Both Peter Todd and Andreas Antonopoulos have voiced their distaste for the latest Bitcoin Improvement Proposal (BIP75)’s know-your-customer (KYC) and anti-money laundering (AML) aspects.
BIP75: ‘A Bad Strategy for Bitcoin’
The update, known as BIP75 and co-authored by developers from Netki and Breadwallet, allows for transactions to be more compliant with many countries’ payment legislation.
However, the added ease of identifying transaction parties goes against Bitcoin’s ethos and could be detrimental, Todd and Antonopoulos argue.
“In any case, I’d strongly argue that we remove BIP75 from the bips repository, and boycott wallets that implement it,” Todd wrote in a response to an explanatory by Netki’s Justin Newton.
He added it is “[a] bad strategy for Bitcoin developers to willingly participate in AML/KYC” and that the “minor tactical wins you’ll get [out] of this aren’t worth it.”
On Twitter, Antonopoulos was more blunt, calling the update a “Bitcoin deterioration proposal”:
The friction comes from BIP75’s ability to add an optional identity for senders of a transaction, which would add a personal aspect to Bitcoin unnecessary beyond legislative compliance.
In demonstrating this superfluous aspect, Todd draws comparisons to the Tor protocol.
“In some (most?) countries, it is illegal to offer telecoms services without wiretap facilities,” he wrote. “Does that mean Tor builds into its software ‘open source’ [,] ‘open standards’ wiretapping functionality? No.”
He noted that attempts to include this notionally compliant update in Tor “is actually a thing that keeps happening,” but which remain on the drawing board.
Meanwhile, some wallet providers such as Samourai are heeding Todd’s call:
Yet Good for Business?
Newton meanwhile had championed the added flexibility the update could bring to Bitcoin for businesses looking to engage in the currency.
“We wanted to build tools that allowed entrepreneurs to breathe easy, while at the same time allow more people and companies to enter the ecosystem,” he wrote to Todd.
“I don’t know if you are opposed to organizations that have AML requirements from using the bitcoin blockchain, but if you aren’t, why wouldn’t you prefer an open source, open standards based solution to exclusionary, proprietary ones?”
Newton’s angle was repeated in reaction to Todd on social media in some quarters.

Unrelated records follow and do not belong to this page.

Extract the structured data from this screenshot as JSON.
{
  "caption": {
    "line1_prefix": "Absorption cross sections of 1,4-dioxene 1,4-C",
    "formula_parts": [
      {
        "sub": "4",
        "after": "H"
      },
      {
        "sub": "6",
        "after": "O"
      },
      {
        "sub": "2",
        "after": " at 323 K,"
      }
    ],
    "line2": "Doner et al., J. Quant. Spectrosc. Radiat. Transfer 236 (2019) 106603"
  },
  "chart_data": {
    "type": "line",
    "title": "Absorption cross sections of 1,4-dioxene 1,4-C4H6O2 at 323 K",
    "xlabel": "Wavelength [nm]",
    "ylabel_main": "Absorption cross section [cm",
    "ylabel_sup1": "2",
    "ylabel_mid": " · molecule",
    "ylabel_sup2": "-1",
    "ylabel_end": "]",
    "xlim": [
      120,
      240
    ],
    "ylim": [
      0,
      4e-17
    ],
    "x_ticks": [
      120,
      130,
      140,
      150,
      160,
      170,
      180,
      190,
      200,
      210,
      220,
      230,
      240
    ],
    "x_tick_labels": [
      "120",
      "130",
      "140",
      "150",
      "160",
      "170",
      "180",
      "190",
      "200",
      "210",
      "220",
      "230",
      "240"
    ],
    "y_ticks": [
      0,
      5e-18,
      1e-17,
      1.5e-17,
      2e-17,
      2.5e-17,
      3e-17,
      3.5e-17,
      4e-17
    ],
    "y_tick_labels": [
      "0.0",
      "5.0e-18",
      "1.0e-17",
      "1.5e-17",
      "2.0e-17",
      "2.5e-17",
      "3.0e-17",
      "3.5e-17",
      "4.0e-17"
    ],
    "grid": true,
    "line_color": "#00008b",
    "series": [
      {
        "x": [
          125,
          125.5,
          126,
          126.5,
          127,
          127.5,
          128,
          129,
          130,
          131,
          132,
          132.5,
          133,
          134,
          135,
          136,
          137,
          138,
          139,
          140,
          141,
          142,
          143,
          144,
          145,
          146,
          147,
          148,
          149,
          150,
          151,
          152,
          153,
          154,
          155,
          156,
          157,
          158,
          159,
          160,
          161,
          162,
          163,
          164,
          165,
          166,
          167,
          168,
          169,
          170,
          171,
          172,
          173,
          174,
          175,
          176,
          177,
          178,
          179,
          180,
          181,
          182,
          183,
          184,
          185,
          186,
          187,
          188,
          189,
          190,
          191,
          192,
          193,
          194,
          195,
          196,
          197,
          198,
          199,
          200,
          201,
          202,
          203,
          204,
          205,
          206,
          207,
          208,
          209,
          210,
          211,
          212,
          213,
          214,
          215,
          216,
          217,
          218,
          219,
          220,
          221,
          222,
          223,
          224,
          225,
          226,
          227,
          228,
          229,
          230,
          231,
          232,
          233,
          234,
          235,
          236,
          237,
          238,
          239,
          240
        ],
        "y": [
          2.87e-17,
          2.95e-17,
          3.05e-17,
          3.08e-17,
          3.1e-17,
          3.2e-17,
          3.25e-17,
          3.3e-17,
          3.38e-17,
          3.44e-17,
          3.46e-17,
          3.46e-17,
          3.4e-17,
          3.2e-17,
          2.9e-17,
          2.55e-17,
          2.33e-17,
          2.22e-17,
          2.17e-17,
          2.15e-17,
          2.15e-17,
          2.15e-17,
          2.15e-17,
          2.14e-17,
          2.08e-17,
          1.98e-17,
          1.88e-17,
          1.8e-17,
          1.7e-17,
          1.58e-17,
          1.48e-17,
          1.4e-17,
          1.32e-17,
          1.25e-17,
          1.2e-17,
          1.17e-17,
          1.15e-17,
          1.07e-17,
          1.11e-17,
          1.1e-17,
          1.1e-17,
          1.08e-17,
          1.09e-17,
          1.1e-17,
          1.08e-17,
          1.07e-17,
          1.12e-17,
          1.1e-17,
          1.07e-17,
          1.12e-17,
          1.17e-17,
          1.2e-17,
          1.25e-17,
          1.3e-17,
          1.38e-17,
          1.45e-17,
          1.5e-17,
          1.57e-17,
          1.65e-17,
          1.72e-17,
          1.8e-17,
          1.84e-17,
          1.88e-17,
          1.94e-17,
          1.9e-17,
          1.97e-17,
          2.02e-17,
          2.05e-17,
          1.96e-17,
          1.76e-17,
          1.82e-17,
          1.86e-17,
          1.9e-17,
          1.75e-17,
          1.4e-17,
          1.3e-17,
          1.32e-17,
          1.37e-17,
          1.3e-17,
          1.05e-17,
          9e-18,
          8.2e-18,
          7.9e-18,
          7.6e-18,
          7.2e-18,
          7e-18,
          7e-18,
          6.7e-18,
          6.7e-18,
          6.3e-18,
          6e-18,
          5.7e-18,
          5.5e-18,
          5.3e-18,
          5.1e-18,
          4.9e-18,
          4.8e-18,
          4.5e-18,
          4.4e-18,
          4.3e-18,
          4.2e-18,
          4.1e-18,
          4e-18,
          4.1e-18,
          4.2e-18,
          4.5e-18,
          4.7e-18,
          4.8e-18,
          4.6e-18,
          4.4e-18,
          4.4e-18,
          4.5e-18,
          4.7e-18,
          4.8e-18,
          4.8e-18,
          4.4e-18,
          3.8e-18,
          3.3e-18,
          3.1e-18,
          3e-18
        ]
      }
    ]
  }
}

“This is an opt-in protocol between pairs of wallets that support it. It has a valid use-case. It doesn’t clutter the Blockchain as it doesn’t actually store any additional data there,” Reddit user u/bitawareaustralia wrote.
The full text of the BIP75 improvements is available on GitHub, where its authors summarize its introduction as follows: “In short we wanted to make Bitcoin more human, while at the same time improving transaction privacy.”